F1アストンマーティンの〝新型ホンダエンジン〟が世界的な注目を集めている。

 今季からアストンマーティンとホンダがタッグを組んだが、開幕から歴史的な低迷が続いていた。しかし26日のハンガリー・グランプリ(GP)決勝では大型アップデート(改良)効果により、ランス・ストロールが13位、フェルナンド・アロンソが14位と驚異のジャンプアップを見せた。
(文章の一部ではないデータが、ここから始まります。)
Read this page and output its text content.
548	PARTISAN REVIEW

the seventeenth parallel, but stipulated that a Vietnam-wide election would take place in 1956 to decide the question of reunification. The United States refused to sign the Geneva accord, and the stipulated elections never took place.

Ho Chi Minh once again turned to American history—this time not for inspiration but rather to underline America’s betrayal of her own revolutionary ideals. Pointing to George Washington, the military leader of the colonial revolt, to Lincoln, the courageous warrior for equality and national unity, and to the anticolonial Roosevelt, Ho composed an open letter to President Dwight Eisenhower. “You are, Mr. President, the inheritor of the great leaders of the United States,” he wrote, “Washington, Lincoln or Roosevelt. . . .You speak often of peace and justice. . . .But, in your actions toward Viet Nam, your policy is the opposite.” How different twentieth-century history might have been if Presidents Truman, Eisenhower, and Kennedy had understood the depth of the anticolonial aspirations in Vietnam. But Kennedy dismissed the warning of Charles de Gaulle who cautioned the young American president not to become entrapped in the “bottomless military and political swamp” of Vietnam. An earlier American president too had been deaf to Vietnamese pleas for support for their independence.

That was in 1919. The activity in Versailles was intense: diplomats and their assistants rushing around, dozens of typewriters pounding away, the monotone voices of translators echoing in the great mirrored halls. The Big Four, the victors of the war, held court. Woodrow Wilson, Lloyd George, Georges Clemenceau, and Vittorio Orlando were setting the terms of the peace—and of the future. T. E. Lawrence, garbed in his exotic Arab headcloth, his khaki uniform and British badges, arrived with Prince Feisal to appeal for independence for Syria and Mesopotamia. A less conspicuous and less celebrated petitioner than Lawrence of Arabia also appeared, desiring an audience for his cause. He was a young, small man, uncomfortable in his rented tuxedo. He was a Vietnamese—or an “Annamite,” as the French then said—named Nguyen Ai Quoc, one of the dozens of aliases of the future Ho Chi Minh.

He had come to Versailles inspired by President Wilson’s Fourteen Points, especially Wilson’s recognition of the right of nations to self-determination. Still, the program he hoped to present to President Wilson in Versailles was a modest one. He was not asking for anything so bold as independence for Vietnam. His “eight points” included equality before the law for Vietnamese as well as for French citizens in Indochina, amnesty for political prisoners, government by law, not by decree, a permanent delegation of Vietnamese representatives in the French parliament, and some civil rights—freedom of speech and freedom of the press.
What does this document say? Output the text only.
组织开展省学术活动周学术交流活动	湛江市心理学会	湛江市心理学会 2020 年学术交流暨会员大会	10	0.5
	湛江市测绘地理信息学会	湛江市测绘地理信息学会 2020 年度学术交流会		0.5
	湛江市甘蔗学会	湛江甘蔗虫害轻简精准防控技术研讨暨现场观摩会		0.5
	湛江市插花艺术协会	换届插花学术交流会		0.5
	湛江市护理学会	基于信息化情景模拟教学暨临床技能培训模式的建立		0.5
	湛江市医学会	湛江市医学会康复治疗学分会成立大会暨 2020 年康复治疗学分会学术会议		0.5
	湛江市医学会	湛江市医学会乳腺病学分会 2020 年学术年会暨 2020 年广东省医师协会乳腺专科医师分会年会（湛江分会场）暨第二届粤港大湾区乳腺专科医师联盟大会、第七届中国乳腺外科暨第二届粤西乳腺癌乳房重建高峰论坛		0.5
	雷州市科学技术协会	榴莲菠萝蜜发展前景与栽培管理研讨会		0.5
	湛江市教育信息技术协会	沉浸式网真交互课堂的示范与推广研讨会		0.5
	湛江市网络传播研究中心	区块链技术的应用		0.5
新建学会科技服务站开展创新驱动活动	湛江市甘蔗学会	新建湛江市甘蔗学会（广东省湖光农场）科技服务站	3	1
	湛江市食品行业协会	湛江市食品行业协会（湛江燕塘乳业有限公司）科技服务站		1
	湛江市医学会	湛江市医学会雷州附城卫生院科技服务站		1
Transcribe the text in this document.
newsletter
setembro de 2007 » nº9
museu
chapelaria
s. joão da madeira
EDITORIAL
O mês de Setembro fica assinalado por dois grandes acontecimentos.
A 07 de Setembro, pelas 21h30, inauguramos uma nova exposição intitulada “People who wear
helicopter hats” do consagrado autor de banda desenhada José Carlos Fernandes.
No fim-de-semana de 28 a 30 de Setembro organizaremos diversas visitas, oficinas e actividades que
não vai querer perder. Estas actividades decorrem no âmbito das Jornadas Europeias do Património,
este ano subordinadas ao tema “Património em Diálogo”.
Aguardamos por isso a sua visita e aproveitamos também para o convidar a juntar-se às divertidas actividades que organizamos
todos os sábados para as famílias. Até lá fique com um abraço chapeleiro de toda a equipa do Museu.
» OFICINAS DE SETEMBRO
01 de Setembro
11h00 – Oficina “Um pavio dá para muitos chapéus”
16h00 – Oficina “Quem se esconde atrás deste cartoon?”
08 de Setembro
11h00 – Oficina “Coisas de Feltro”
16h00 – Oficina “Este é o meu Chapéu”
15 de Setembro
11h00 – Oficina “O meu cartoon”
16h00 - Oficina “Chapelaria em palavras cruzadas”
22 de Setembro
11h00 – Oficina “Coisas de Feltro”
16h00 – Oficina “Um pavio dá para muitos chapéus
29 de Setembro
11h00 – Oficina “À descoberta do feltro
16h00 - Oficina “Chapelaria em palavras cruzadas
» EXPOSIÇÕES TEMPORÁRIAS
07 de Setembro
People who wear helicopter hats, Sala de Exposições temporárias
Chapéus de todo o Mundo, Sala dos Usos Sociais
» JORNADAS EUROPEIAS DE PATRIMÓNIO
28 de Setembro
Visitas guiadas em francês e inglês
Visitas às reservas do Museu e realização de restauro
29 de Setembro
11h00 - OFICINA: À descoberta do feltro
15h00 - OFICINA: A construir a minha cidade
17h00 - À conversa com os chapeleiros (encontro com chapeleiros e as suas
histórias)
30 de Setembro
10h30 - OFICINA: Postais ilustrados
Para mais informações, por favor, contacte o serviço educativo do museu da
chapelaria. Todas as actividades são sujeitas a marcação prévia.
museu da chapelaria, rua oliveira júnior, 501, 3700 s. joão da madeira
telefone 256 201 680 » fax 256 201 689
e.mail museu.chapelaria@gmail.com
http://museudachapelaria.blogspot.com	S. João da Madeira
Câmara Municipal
 アストンマーティンは今後〝アップデート攻勢〟をかけるとエイドリアン・ニューウェイ代表が明言。その〝目玉〟として脚光を浴びているのが、夏季休暇明け初戦となるオランダGP(決勝=8月23日)でベールを脱ぐホンダのパワーユニット(PU)だ。

 英公共放送「BBC」が、アストンマーティンを巡る状況をクローズアップ。「ハンガリーGPでの新型アストンマーティン車のデビューは、非常に大きな前進となった。アロンソは今年初めてQ1通過を果たし、レースペースも好調だった。チームは、空力性能の向上と軽量化によってラップタイムを約2秒短縮できることを期待していたようで、少なくともハンガリーGPでは、その目標はほぼ達成された。これは驚くべき進歩であり、シーズン途中のアップグレードとしては前例のないことと言えるだろう」と強調する。

「また、今回のアップグレードは、ファクトリーが実際に機能する開発成果を提供できる能力を証明する試金石でもあったため、重要な意味を持っていた」とした上で、「次のステップは、夏休み明けのオランダGPでレースデビューを果たす新型ホンダエンジンだ」と同局はズバリ指摘した。

 そして具体的にどれくらいの性能アップが見込めるかも分析。「ホンダのエンジンは他のパワーユニットに比べて大きく遅れをとっており、アストンマーティン内では、ベストタイムから1周あたり約1・5秒ほど遅れていると考えている。今回のアップグレードによってその差が完全に縮まるわけではないが、約3分の1程度は縮まることが期待されている」。メルセデスなどトップグループとの差を0・5秒ほど詰められると予想した。

 かつて世界を驚かせた伝統のホンダエンジンが、再びF1で旋風を巻き起こすか楽しみだ。